In all of our conversation around the hypotheticals of a legal third gender marker, it can be easy to lose sight of the real and immediate impact that out-dated or discriminatory legislation has on the lives of trans people in America. With civil rights under attack from the bathroom stalls to the workplace, optimism must be an intentional choice when trying to address the entrenched inequity facing the trans community. A third legal gender with all of the necessary advances in gender change legislation would be one small part of addressing the systemic barriers trans people face in their pursuit of life, liberty, and happiness. If welcoming and defending trans people in the bathrooms they use is an everyday action to live philosophies of acceptance, then acting to ensure the civil equality of trans people is a way to enact the principle not only of civic engagement but also of justice.
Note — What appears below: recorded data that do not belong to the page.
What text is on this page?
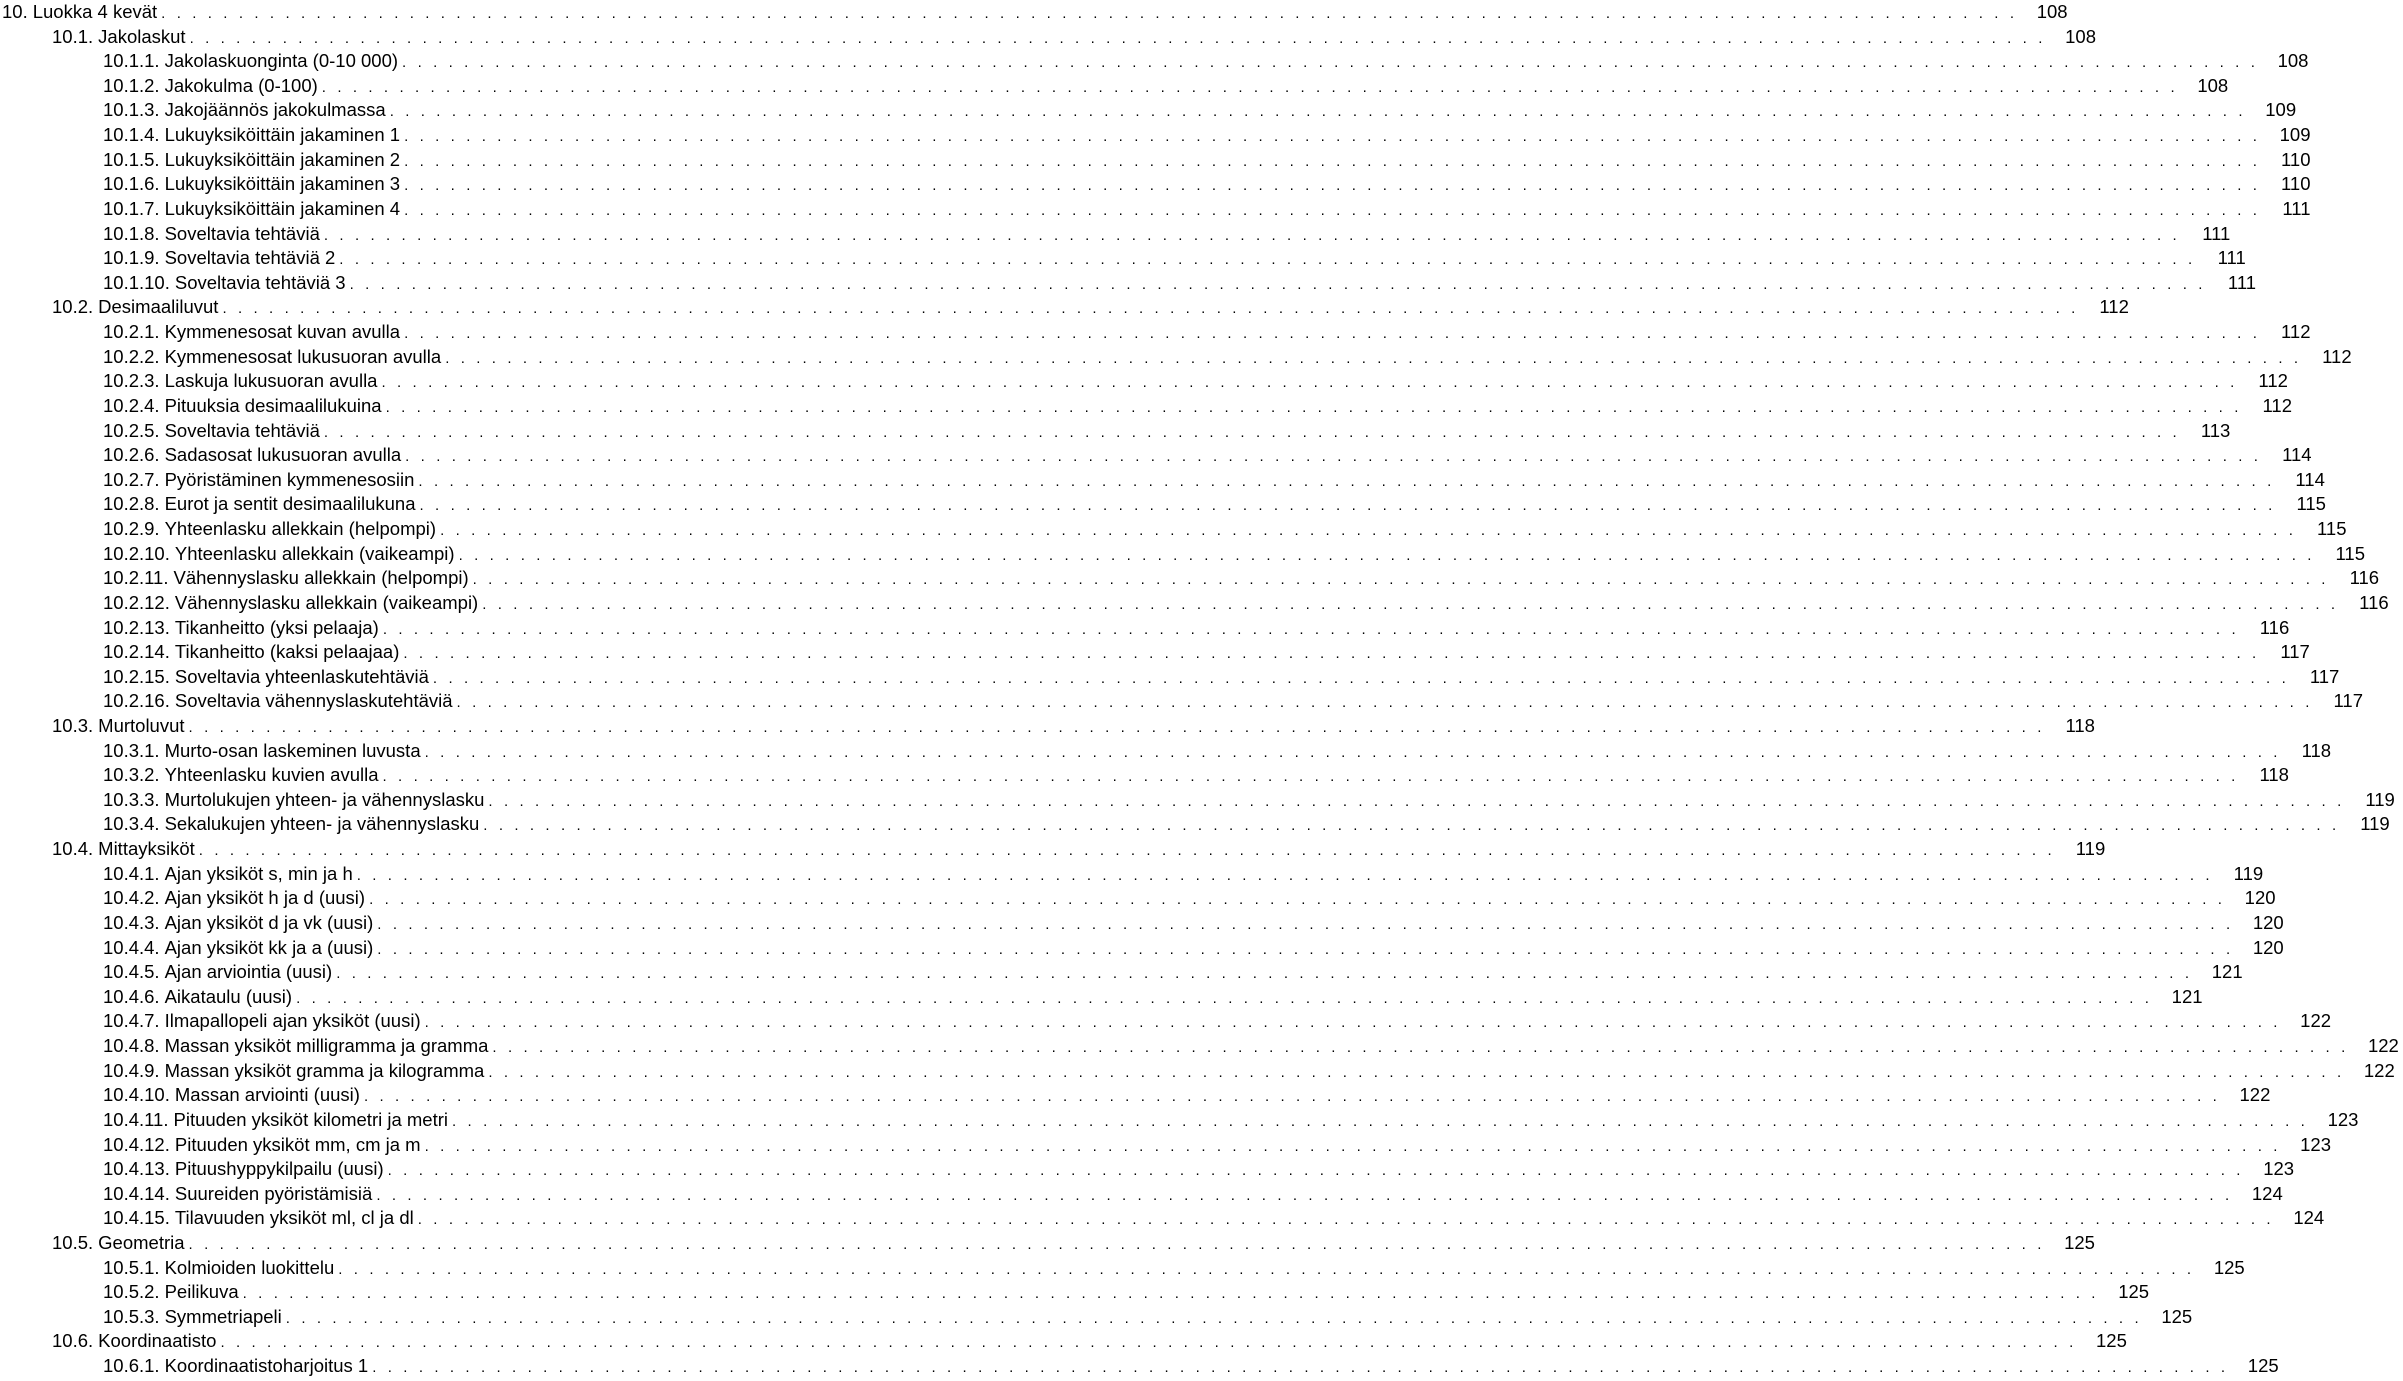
10. Luokka 4 kevät . . . . . . . . . . . . . . . . . . . . . . . . . . . . . . . . . . . . . . . . . . . . . . . . . . . . . . . . . . . . . . . . . . . . . . . . . . . . . . . . . . . . . . . . . . . . . . . . . . . . . . . . . . . . . . . . . . . . . . . .	108
10.1. Jakolaskut . . . . . . . . . . . . . . . . . . . . . . . . . . . . . . . . . . . . . . . . . . . . . . . . . . . . . . . . . . . . . . . . . . . . . . . . . . . . . . . . . . . . . . . . . . . . . . . . . . . . . . . . . . . . . . . . . . . . . . . .	108
10.1.1. Jakolaskuonginta (0-10 000) . . . . . . . . . . . . . . . . . . . . . . . . . . . . . . . . . . . . . . . . . . . . . . . . . . . . . . . . . . . . . . . . . . . . . . . . . . . . . . . . . . . . . . . . . . . . . . . . . . . . . . . . . . . . . . . . . . . . . . . .	108
10.1.2. Jakokulma (0-100) . . . . . . . . . . . . . . . . . . . . . . . . . . . . . . . . . . . . . . . . . . . . . . . . . . . . . . . . . . . . . . . . . . . . . . . . . . . . . . . . . . . . . . . . . . . . . . . . . . . . . . . . . . . . . . . . . . . . . . . .	108
10.1.3. Jakojäännös jakokulmassa . . . . . . . . . . . . . . . . . . . . . . . . . . . . . . . . . . . . . . . . . . . . . . . . . . . . . . . . . . . . . . . . . . . . . . . . . . . . . . . . . . . . . . . . . . . . . . . . . . . . . . . . . . . . . . . . . . . . . . . .	109
10.1.4. Lukuyksiköittäin jakaminen 1 . . . . . . . . . . . . . . . . . . . . . . . . . . . . . . . . . . . . . . . . . . . . . . . . . . . . . . . . . . . . . . . . . . . . . . . . . . . . . . . . . . . . . . . . . . . . . . . . . . . . . . . . . . . . . . . . . . . . . . . .	109
10.1.5. Lukuyksiköittäin jakaminen 2 . . . . . . . . . . . . . . . . . . . . . . . . . . . . . . . . . . . . . . . . . . . . . . . . . . . . . . . . . . . . . . . . . . . . . . . . . . . . . . . . . . . . . . . . . . . . . . . . . . . . . . . . . . . . . . . . . . . . . . . .	110
10.1.6. Lukuyksiköittäin jakaminen 3 . . . . . . . . . . . . . . . . . . . . . . . . . . . . . . . . . . . . . . . . . . . . . . . . . . . . . . . . . . . . . . . . . . . . . . . . . . . . . . . . . . . . . . . . . . . . . . . . . . . . . . . . . . . . . . . . . . . . . . . .	110
10.1.7. Lukuyksiköittäin jakaminen 4 . . . . . . . . . . . . . . . . . . . . . . . . . . . . . . . . . . . . . . . . . . . . . . . . . . . . . . . . . . . . . . . . . . . . . . . . . . . . . . . . . . . . . . . . . . . . . . . . . . . . . . . . . . . . . . . . . . . . . . . .	111
10.1.8. Soveltavia tehtäviä . . . . . . . . . . . . . . . . . . . . . . . . . . . . . . . . . . . . . . . . . . . . . . . . . . . . . . . . . . . . . . . . . . . . . . . . . . . . . . . . . . . . . . . . . . . . . . . . . . . . . . . . . . . . . . . . . . . . . . . .	111
10.1.9. Soveltavia tehtäviä 2 . . . . . . . . . . . . . . . . . . . . . . . . . . . . . . . . . . . . . . . . . . . . . . . . . . . . . . . . . . . . . . . . . . . . . . . . . . . . . . . . . . . . . . . . . . . . . . . . . . . . . . . . . . . . . . . . . . . . . . . .	111
10.1.10. Soveltavia tehtäviä 3 . . . . . . . . . . . . . . . . . . . . . . . . . . . . . . . . . . . . . . . . . . . . . . . . . . . . . . . . . . . . . . . . . . . . . . . . . . . . . . . . . . . . . . . . . . . . . . . . . . . . . . . . . . . . . . . . . . . . . . . .	111
10.2. Desimaaliluvut . . . . . . . . . . . . . . . . . . . . . . . . . . . . . . . . . . . . . . . . . . . . . . . . . . . . . . . . . . . . . . . . . . . . . . . . . . . . . . . . . . . . . . . . . . . . . . . . . . . . . . . . . . . . . . . . . . . . . . . .	112
10.2.1. Kymmenesosat kuvan avulla . . . . . . . . . . . . . . . . . . . . . . . . . . . . . . . . . . . . . . . . . . . . . . . . . . . . . . . . . . . . . . . . . . . . . . . . . . . . . . . . . . . . . . . . . . . . . . . . . . . . . . . . . . . . . . . . . . . . . . . .	112
10.2.2. Kymmenesosat lukusuoran avulla . . . . . . . . . . . . . . . . . . . . . . . . . . . . . . . . . . . . . . . . . . . . . . . . . . . . . . . . . . . . . . . . . . . . . . . . . . . . . . . . . . . . . . . . . . . . . . . . . . . . . . . . . . . . . . . . . . . . . . . .	112
10.2.3. Laskuja lukusuoran avulla . . . . . . . . . . . . . . . . . . . . . . . . . . . . . . . . . . . . . . . . . . . . . . . . . . . . . . . . . . . . . . . . . . . . . . . . . . . . . . . . . . . . . . . . . . . . . . . . . . . . . . . . . . . . . . . . . . . . . . . .	112
10.2.4. Pituuksia desimaalilukuina . . . . . . . . . . . . . . . . . . . . . . . . . . . . . . . . . . . . . . . . . . . . . . . . . . . . . . . . . . . . . . . . . . . . . . . . . . . . . . . . . . . . . . . . . . . . . . . . . . . . . . . . . . . . . . . . . . . . . . . .	112
10.2.5. Soveltavia tehtäviä . . . . . . . . . . . . . . . . . . . . . . . . . . . . . . . . . . . . . . . . . . . . . . . . . . . . . . . . . . . . . . . . . . . . . . . . . . . . . . . . . . . . . . . . . . . . . . . . . . . . . . . . . . . . . . . . . . . . . . . .	113
10.2.6. Sadasosat lukusuoran avulla . . . . . . . . . . . . . . . . . . . . . . . . . . . . . . . . . . . . . . . . . . . . . . . . . . . . . . . . . . . . . . . . . . . . . . . . . . . . . . . . . . . . . . . . . . . . . . . . . . . . . . . . . . . . . . . . . . . . . . . .	114
10.2.7. Pyöristäminen kymmenesosiin . . . . . . . . . . . . . . . . . . . . . . . . . . . . . . . . . . . . . . . . . . . . . . . . . . . . . . . . . . . . . . . . . . . . . . . . . . . . . . . . . . . . . . . . . . . . . . . . . . . . . . . . . . . . . . . . . . . . . . . .	114
10.2.8. Eurot ja sentit desimaalilukuna . . . . . . . . . . . . . . . . . . . . . . . . . . . . . . . . . . . . . . . . . . . . . . . . . . . . . . . . . . . . . . . . . . . . . . . . . . . . . . . . . . . . . . . . . . . . . . . . . . . . . . . . . . . . . . . . . . . . . . . .	115
10.2.9. Yhteenlasku allekkain (helpompi) . . . . . . . . . . . . . . . . . . . . . . . . . . . . . . . . . . . . . . . . . . . . . . . . . . . . . . . . . . . . . . . . . . . . . . . . . . . . . . . . . . . . . . . . . . . . . . . . . . . . . . . . . . . . . . . . . . . . . . . .	115
10.2.10. Yhteenlasku allekkain (vaikeampi) . . . . . . . . . . . . . . . . . . . . . . . . . . . . . . . . . . . . . . . . . . . . . . . . . . . . . . . . . . . . . . . . . . . . . . . . . . . . . . . . . . . . . . . . . . . . . . . . . . . . . . . . . . . . . . . . . . . . . . . .	115
10.2.11. Vähennyslasku allekkain (helpompi) . . . . . . . . . . . . . . . . . . . . . . . . . . . . . . . . . . . . . . . . . . . . . . . . . . . . . . . . . . . . . . . . . . . . . . . . . . . . . . . . . . . . . . . . . . . . . . . . . . . . . . . . . . . . . . . . . . . . . . . .	116
10.2.12. Vähennyslasku allekkain (vaikeampi) . . . . . . . . . . . . . . . . . . . . . . . . . . . . . . . . . . . . . . . . . . . . . . . . . . . . . . . . . . . . . . . . . . . . . . . . . . . . . . . . . . . . . . . . . . . . . . . . . . . . . . . . . . . . . . . . . . . . . . . .	116
10.2.13. Tikanheitto (yksi pelaaja) . . . . . . . . . . . . . . . . . . . . . . . . . . . . . . . . . . . . . . . . . . . . . . . . . . . . . . . . . . . . . . . . . . . . . . . . . . . . . . . . . . . . . . . . . . . . . . . . . . . . . . . . . . . . . . . . . . . . . . . .	116
10.2.14. Tikanheitto (kaksi pelaajaa) . . . . . . . . . . . . . . . . . . . . . . . . . . . . . . . . . . . . . . . . . . . . . . . . . . . . . . . . . . . . . . . . . . . . . . . . . . . . . . . . . . . . . . . . . . . . . . . . . . . . . . . . . . . . . . . . . . . . . . . .	117
10.2.15. Soveltavia yhteenlaskutehtäviä . . . . . . . . . . . . . . . . . . . . . . . . . . . . . . . . . . . . . . . . . . . . . . . . . . . . . . . . . . . . . . . . . . . . . . . . . . . . . . . . . . . . . . . . . . . . . . . . . . . . . . . . . . . . . . . . . . . . . . . .	117
10.2.16. Soveltavia vähennyslaskutehtäviä . . . . . . . . . . . . . . . . . . . . . . . . . . . . . . . . . . . . . . . . . . . . . . . . . . . . . . . . . . . . . . . . . . . . . . . . . . . . . . . . . . . . . . . . . . . . . . . . . . . . . . . . . . . . . . . . . . . . . . . .	117
10.3. Murtoluvut . . . . . . . . . . . . . . . . . . . . . . . . . . . . . . . . . . . . . . . . . . . . . . . . . . . . . . . . . . . . . . . . . . . . . . . . . . . . . . . . . . . . . . . . . . . . . . . . . . . . . . . . . . . . . . . . . . . . . . . .	118
10.3.1. Murto-osan laskeminen luvusta . . . . . . . . . . . . . . . . . . . . . . . . . . . . . . . . . . . . . . . . . . . . . . . . . . . . . . . . . . . . . . . . . . . . . . . . . . . . . . . . . . . . . . . . . . . . . . . . . . . . . . . . . . . . . . . . . . . . . . . .	118
10.3.2. Yhteenlasku kuvien avulla . . . . . . . . . . . . . . . . . . . . . . . . . . . . . . . . . . . . . . . . . . . . . . . . . . . . . . . . . . . . . . . . . . . . . . . . . . . . . . . . . . . . . . . . . . . . . . . . . . . . . . . . . . . . . . . . . . . . . . . .	118
10.3.3. Murtolukujen yhteen- ja vähennyslasku . . . . . . . . . . . . . . . . . . . . . . . . . . . . . . . . . . . . . . . . . . . . . . . . . . . . . . . . . . . . . . . . . . . . . . . . . . . . . . . . . . . . . . . . . . . . . . . . . . . . . . . . . . . . . . . . . . . . . . . .	119
10.3.4. Sekalukujen yhteen- ja vähennyslasku . . . . . . . . . . . . . . . . . . . . . . . . . . . . . . . . . . . . . . . . . . . . . . . . . . . . . . . . . . . . . . . . . . . . . . . . . . . . . . . . . . . . . . . . . . . . . . . . . . . . . . . . . . . . . . . . . . . . . . . .	119
10.4. Mittayksiköt . . . . . . . . . . . . . . . . . . . . . . . . . . . . . . . . . . . . . . . . . . . . . . . . . . . . . . . . . . . . . . . . . . . . . . . . . . . . . . . . . . . . . . . . . . . . . . . . . . . . . . . . . . . . . . . . . . . . . . . .	119
10.4.1. Ajan yksiköt s, min ja h . . . . . . . . . . . . . . . . . . . . . . . . . . . . . . . . . . . . . . . . . . . . . . . . . . . . . . . . . . . . . . . . . . . . . . . . . . . . . . . . . . . . . . . . . . . . . . . . . . . . . . . . . . . . . . . . . . . . . . . .	119
10.4.2. Ajan yksiköt h ja d (uusi) . . . . . . . . . . . . . . . . . . . . . . . . . . . . . . . . . . . . . . . . . . . . . . . . . . . . . . . . . . . . . . . . . . . . . . . . . . . . . . . . . . . . . . . . . . . . . . . . . . . . . . . . . . . . . . . . . . . . . . . .	120
10.4.3. Ajan yksiköt d ja vk (uusi) . . . . . . . . . . . . . . . . . . . . . . . . . . . . . . . . . . . . . . . . . . . . . . . . . . . . . . . . . . . . . . . . . . . . . . . . . . . . . . . . . . . . . . . . . . . . . . . . . . . . . . . . . . . . . . . . . . . . . . . .	120
10.4.4. Ajan yksiköt kk ja a (uusi) . . . . . . . . . . . . . . . . . . . . . . . . . . . . . . . . . . . . . . . . . . . . . . . . . . . . . . . . . . . . . . . . . . . . . . . . . . . . . . . . . . . . . . . . . . . . . . . . . . . . . . . . . . . . . . . . . . . . . . . .	120
10.4.5. Ajan arviointia (uusi) . . . . . . . . . . . . . . . . . . . . . . . . . . . . . . . . . . . . . . . . . . . . . . . . . . . . . . . . . . . . . . . . . . . . . . . . . . . . . . . . . . . . . . . . . . . . . . . . . . . . . . . . . . . . . . . . . . . . . . . .	121
10.4.6. Aikataulu (uusi) . . . . . . . . . . . . . . . . . . . . . . . . . . . . . . . . . . . . . . . . . . . . . . . . . . . . . . . . . . . . . . . . . . . . . . . . . . . . . . . . . . . . . . . . . . . . . . . . . . . . . . . . . . . . . . . . . . . . . . . .	121
10.4.7. Ilmapallopeli ajan yksiköt (uusi) . . . . . . . . . . . . . . . . . . . . . . . . . . . . . . . . . . . . . . . . . . . . . . . . . . . . . . . . . . . . . . . . . . . . . . . . . . . . . . . . . . . . . . . . . . . . . . . . . . . . . . . . . . . . . . . . . . . . . . . .	122
10.4.8. Massan yksiköt milligramma ja gramma . . . . . . . . . . . . . . . . . . . . . . . . . . . . . . . . . . . . . . . . . . . . . . . . . . . . . . . . . . . . . . . . . . . . . . . . . . . . . . . . . . . . . . . . . . . . . . . . . . . . . . . . . . . . . . . . . . . . . . . .	122
10.4.9. Massan yksiköt gramma ja kilogramma . . . . . . . . . . . . . . . . . . . . . . . . . . . . . . . . . . . . . . . . . . . . . . . . . . . . . . . . . . . . . . . . . . . . . . . . . . . . . . . . . . . . . . . . . . . . . . . . . . . . . . . . . . . . . . . . . . . . . . . .	122
10.4.10. Massan arviointi (uusi) . . . . . . . . . . . . . . . . . . . . . . . . . . . . . . . . . . . . . . . . . . . . . . . . . . . . . . . . . . . . . . . . . . . . . . . . . . . . . . . . . . . . . . . . . . . . . . . . . . . . . . . . . . . . . . . . . . . . . . . .	122
10.4.11. Pituuden yksiköt kilometri ja metri . . . . . . . . . . . . . . . . . . . . . . . . . . . . . . . . . . . . . . . . . . . . . . . . . . . . . . . . . . . . . . . . . . . . . . . . . . . . . . . . . . . . . . . . . . . . . . . . . . . . . . . . . . . . . . . . . . . . . . . .	123
10.4.12. Pituuden yksiköt mm, cm ja m . . . . . . . . . . . . . . . . . . . . . . . . . . . . . . . . . . . . . . . . . . . . . . . . . . . . . . . . . . . . . . . . . . . . . . . . . . . . . . . . . . . . . . . . . . . . . . . . . . . . . . . . . . . . . . . . . . . . . . . .	123
10.4.13. Pituushyppykilpailu (uusi) . . . . . . . . . . . . . . . . . . . . . . . . . . . . . . . . . . . . . . . . . . . . . . . . . . . . . . . . . . . . . . . . . . . . . . . . . . . . . . . . . . . . . . . . . . . . . . . . . . . . . . . . . . . . . . . . . . . . . . . .	123
10.4.14. Suureiden pyöristämisiä . . . . . . . . . . . . . . . . . . . . . . . . . . . . . . . . . . . . . . . . . . . . . . . . . . . . . . . . . . . . . . . . . . . . . . . . . . . . . . . . . . . . . . . . . . . . . . . . . . . . . . . . . . . . . . . . . . . . . . . .	124
10.4.15. Tilavuuden yksiköt ml, cl ja dl . . . . . . . . . . . . . . . . . . . . . . . . . . . . . . . . . . . . . . . . . . . . . . . . . . . . . . . . . . . . . . . . . . . . . . . . . . . . . . . . . . . . . . . . . . . . . . . . . . . . . . . . . . . . . . . . . . . . . . . .	124
10.5. Geometria . . . . . . . . . . . . . . . . . . . . . . . . . . . . . . . . . . . . . . . . . . . . . . . . . . . . . . . . . . . . . . . . . . . . . . . . . . . . . . . . . . . . . . . . . . . . . . . . . . . . . . . . . . . . . . . . . . . . . . . .	125
10.5.1. Kolmioiden luokittelu . . . . . . . . . . . . . . . . . . . . . . . . . . . . . . . . . . . . . . . . . . . . . . . . . . . . . . . . . . . . . . . . . . . . . . . . . . . . . . . . . . . . . . . . . . . . . . . . . . . . . . . . . . . . . . . . . . . . . . . .	125
10.5.2. Peilikuva . . . . . . . . . . . . . . . . . . . . . . . . . . . . . . . . . . . . . . . . . . . . . . . . . . . . . . . . . . . . . . . . . . . . . . . . . . . . . . . . . . . . . . . . . . . . . . . . . . . . . . . . . . . . . . . . . . . . . . . .	125
10.5.3. Symmetriapeli . . . . . . . . . . . . . . . . . . . . . . . . . . . . . . . . . . . . . . . . . . . . . . . . . . . . . . . . . . . . . . . . . . . . . . . . . . . . . . . . . . . . . . . . . . . . . . . . . . . . . . . . . . . . . . . . . . . . . . . .	125
10.6. Koordinaatisto . . . . . . . . . . . . . . . . . . . . . . . . . . . . . . . . . . . . . . . . . . . . . . . . . . . . . . . . . . . . . . . . . . . . . . . . . . . . . . . . . . . . . . . . . . . . . . . . . . . . . . . . . . . . . . . . . . . . . . . .	125
10.6.1. Koordinaatistoharjoitus 1 . . . . . . . . . . . . . . . . . . . . . . . . . . . . . . . . . . . . . . . . . . . . . . . . . . . . . . . . . . . . . . . . . . . . . . . . . . . . . . . . . . . . . . . . . . . . . . . . . . . . . . . . . . . . . . . . . . . . . . . .	125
There are viable options through legislation and judicial precedent to hasten the slow advance of progress for trans recognition, but there are just as many proposals to take back the small protections that have already been won. A nation-wide, unambiguous commitment to a legal “X” gender marker is one way to ensure that non-binary people have better access to not only legal documentation, but also insured and appropriate medical care, secure access to non-discrimination claims based on gender identity, and less misgendering in their lives.